Es una posibilidad. San Francisco la siguió al pie de la letra y triste no vivió.
Pero el punto de Jesús es que la confianza la debemos poner en que Dios nos da de comer y nos viste, sea que sembremos y guardemos en la heladera y tengamos ropa en el ropero o no.
La confianza es para ponerla en nuestro Padre. Y decir “Alabado sea Dios” cuando trabajamos y cosechamos y cuando lo perdemos todo. Bendito sea Dios, siempre. Porque nuestra vida es suya. Obra de sus manos. Él nos la dio. No la compramos con dinero y no debemos rebajarnos a pensar que la conservaremos gracias al dinero.
Y si alguno considera que este golpe de lógica Providencial es muy idealista, el segundo es bien realista. Jesús dice: “¿Quién de ustedes, por mucho que se angustie, puede añadir un solo instante al tiempo de su vida?”. Nos saca de la burbuja artificial que crea el dinero y nos sitúa en la desnudez del tiempo natural, del cual solo Dios es el Dueño y Señor.
Así, los pensamientos de “angustia” se contienen con la fe en nuestro Padre Creador y con la humildad de reconocernos creaturas. No con los seguros de vida que nos ofrece el dios dinero. Insisto en personalizar al dios dinero porque siendo claro que es un dios “impersonal”, habla y se comporta como si fuera una persona. Nadie va a decir que “adora al dinero” o que “habla con él”. Pero en la manera de hablar y de sentir más íntima uno puede discernir que muchas veces le está “rezando” a algo y ese “algo” es el dinero. Se ve en la satisfacción que sentimos cuando lo obtenemos y en los deseos de tenerlo que alimentamos y en los lamentos que gemimos al ver que conseguimos poco.
Si vamos más a fondo, el dinero no es un Dios sino el “escamoteo del Dios verdadero”. Es una imagen sustitutiva de Dios. En sí mismo no es nada, pero puede comprar todo. Y aumentar infinitamente, con esos números que terminan siendo inimaginables de tantos ceros que tienen. Por eso es tan fascinante. No es malo en sí mismo, porque no es nada (basta que haya una devaluación para se reduzca a papel o que no haya productos para comprar para que no sirva para nada).

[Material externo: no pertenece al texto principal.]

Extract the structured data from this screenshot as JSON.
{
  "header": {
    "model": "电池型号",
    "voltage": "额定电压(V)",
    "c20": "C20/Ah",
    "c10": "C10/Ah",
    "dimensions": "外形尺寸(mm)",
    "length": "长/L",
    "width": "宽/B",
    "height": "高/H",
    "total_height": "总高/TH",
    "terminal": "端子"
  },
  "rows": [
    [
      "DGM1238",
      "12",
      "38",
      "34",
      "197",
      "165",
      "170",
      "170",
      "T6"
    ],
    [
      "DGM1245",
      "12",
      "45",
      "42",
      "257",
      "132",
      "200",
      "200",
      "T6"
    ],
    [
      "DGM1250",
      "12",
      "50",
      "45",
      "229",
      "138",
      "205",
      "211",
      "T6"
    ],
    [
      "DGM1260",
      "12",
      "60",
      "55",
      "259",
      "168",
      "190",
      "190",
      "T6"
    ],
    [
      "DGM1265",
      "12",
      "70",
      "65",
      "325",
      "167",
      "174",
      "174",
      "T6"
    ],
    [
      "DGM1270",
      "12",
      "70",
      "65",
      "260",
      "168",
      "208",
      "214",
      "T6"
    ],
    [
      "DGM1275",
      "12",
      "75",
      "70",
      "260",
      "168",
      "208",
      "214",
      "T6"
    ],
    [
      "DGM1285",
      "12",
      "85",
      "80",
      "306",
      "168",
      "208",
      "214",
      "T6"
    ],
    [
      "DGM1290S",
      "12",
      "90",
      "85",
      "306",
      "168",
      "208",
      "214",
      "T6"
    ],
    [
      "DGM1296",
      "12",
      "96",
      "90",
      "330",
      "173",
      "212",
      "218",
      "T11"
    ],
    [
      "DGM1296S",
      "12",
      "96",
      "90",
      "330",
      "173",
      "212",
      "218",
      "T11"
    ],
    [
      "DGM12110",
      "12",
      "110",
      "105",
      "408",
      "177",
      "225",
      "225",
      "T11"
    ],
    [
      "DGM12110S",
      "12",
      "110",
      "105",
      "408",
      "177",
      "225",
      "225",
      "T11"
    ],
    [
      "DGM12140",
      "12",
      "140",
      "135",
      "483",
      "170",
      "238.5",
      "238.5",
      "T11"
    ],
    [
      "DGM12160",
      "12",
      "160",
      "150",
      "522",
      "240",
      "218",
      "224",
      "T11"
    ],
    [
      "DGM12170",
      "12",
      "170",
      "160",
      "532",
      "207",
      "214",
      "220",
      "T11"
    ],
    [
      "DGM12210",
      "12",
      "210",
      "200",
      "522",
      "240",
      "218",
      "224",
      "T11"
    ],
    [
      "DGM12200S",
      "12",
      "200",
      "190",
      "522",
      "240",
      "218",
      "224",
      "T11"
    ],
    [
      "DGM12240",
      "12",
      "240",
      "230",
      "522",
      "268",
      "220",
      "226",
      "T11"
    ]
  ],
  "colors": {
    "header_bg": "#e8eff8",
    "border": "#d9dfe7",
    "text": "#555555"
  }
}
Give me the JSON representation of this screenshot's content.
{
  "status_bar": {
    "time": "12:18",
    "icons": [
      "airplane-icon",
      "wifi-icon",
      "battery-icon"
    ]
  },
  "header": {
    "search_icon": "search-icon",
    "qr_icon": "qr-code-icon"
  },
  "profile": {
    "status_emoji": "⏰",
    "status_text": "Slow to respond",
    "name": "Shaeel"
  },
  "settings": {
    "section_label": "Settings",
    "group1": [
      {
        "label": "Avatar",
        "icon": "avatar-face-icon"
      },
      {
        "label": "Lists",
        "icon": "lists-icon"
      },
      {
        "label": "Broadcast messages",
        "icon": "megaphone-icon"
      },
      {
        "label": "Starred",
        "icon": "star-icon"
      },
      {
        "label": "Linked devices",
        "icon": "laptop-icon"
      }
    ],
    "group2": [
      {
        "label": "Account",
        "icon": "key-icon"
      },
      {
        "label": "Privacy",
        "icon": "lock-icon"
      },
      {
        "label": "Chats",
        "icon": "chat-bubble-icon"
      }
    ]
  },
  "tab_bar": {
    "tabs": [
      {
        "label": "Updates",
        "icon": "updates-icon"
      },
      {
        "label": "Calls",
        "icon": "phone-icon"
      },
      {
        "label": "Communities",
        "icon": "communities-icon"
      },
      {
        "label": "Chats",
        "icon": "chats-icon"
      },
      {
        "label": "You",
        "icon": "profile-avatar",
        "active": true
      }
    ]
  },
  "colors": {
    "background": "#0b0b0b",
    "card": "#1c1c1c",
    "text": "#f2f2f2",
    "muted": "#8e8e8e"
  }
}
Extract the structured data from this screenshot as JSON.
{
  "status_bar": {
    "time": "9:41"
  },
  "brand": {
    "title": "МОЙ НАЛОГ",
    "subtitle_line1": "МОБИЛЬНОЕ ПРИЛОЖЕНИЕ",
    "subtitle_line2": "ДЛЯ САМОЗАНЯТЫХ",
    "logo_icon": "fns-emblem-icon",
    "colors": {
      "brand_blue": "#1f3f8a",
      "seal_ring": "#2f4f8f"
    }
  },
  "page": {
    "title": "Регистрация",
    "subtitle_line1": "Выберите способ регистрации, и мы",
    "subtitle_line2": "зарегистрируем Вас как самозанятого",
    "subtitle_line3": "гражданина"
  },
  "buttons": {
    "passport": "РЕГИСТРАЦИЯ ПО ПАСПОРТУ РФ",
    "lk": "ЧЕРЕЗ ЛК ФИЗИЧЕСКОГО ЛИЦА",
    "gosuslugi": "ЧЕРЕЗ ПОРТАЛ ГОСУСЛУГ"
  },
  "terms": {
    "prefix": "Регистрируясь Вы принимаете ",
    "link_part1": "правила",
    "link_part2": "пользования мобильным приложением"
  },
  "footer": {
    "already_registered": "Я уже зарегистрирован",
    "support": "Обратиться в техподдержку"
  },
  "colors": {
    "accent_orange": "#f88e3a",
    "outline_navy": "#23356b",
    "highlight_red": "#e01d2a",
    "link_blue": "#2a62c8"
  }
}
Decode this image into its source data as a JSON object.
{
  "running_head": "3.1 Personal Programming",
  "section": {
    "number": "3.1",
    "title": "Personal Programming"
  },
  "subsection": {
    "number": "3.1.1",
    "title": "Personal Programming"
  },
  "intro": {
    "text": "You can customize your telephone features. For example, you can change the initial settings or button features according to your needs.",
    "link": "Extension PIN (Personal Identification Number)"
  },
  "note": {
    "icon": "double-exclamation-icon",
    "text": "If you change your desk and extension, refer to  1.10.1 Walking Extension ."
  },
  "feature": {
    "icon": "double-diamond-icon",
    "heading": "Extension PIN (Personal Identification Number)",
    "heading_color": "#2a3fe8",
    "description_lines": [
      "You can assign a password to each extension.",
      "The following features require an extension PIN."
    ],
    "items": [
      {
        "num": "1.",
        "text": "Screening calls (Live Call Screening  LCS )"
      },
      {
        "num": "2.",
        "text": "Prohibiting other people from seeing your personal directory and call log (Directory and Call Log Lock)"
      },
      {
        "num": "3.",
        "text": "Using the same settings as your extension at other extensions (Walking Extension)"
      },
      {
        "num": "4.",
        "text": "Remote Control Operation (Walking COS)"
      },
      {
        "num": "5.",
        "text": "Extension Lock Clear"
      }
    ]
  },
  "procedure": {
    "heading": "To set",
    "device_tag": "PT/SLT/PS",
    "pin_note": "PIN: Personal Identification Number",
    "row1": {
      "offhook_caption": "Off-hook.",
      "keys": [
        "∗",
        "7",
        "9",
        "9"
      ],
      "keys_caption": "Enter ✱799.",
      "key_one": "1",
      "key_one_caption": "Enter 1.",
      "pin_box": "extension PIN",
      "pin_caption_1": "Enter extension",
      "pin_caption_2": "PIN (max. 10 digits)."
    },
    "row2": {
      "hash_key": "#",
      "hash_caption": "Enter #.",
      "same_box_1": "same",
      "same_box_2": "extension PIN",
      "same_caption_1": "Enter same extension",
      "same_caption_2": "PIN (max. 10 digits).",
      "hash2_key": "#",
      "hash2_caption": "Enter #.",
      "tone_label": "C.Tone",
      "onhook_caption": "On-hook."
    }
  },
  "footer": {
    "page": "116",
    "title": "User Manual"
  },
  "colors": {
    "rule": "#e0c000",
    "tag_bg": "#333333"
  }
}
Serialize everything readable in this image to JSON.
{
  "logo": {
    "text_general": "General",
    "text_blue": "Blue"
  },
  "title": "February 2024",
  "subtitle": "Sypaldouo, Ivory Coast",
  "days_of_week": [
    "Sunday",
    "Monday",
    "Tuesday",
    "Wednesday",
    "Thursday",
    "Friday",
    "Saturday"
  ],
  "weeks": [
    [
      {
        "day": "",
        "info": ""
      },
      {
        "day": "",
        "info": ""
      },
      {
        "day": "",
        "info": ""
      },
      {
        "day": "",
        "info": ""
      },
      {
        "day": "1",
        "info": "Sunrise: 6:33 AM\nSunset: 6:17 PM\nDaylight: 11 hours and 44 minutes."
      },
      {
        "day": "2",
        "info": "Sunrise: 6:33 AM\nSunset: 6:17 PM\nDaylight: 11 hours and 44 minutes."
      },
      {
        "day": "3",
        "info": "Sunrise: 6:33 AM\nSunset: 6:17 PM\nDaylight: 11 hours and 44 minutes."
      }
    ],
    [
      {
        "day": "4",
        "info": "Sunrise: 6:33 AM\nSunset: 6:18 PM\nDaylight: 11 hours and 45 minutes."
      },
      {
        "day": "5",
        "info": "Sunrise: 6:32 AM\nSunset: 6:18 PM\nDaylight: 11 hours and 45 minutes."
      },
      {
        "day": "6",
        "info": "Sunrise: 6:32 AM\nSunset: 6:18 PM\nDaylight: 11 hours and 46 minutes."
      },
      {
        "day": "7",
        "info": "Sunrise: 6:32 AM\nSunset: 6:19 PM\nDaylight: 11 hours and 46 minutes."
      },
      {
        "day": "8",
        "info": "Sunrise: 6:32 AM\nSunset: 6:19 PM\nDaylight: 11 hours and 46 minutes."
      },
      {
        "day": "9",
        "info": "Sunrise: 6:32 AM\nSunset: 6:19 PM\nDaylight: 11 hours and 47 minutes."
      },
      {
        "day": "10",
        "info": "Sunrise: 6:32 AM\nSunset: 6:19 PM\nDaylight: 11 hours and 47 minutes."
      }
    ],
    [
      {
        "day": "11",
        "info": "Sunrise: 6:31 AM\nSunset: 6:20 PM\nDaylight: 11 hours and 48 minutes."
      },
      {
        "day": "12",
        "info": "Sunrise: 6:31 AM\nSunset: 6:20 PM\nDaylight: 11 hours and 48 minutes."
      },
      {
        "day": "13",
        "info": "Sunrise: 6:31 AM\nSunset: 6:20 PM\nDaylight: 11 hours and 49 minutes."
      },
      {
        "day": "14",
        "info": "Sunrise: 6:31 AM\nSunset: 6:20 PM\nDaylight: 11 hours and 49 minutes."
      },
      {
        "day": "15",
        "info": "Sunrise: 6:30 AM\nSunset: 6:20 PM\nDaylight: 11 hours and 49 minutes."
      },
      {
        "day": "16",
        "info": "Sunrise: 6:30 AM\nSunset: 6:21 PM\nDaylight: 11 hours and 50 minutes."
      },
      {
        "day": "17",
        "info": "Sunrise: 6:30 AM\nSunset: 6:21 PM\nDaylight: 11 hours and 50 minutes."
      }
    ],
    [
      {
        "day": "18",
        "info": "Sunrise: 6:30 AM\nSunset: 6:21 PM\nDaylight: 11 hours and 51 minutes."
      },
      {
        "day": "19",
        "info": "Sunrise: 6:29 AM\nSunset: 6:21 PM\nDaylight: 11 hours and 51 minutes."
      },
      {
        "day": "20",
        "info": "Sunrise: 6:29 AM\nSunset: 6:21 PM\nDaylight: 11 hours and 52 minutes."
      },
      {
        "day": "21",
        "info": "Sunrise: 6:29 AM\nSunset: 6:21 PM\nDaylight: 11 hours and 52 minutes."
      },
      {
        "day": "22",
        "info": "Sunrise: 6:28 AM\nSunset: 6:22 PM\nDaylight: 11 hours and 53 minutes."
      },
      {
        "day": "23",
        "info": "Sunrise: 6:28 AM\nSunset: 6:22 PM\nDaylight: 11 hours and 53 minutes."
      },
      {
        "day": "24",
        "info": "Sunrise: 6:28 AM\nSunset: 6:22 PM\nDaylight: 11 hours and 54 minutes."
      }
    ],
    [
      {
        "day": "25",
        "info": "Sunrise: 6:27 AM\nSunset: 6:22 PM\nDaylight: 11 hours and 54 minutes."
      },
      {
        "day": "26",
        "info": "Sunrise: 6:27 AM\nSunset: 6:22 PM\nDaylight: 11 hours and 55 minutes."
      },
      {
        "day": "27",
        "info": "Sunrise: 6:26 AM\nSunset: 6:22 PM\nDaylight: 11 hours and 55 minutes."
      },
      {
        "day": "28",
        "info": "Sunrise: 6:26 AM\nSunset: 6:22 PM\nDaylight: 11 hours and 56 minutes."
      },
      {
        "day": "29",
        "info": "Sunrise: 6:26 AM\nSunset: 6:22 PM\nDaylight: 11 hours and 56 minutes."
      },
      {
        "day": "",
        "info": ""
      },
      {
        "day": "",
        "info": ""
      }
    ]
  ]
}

Y por qué es malo entonces?
El dios dinero es malo porque nos roba al Dios concreto y verdadero. Nos hace sacar la confianza en el que es nuestro Padre.
La prueba del robo cada uno la puede constatar en sus labios y en su corazón. Si no encuentra la frase: “Bendito sea Dios” cuando le falta alguna cosa concreta, es que ha sufrido el robo y no se había enterado.
El dios dinero le dirá: “Te falta plata. Te falta plata”.
Pero si uno se anima a responderle: Bendito sea Dios, se dará cuenta del engaño y el corazón encontrará paz. En toda ocasión podrá decir: Mi Padre sabe lo que necesito. Alabado sea.
Por ahí ayuda decirlo en árabe: Al-ḥamdu li-l-lāh. Al-ḥamdu li-l-lāh. O en hebreo: Alleluya.
Dios sea Alabado. Así rezaba siempre Jesús: Alabado seas, Padre, porque le has enseñado estas cosas a tus pequeñitos.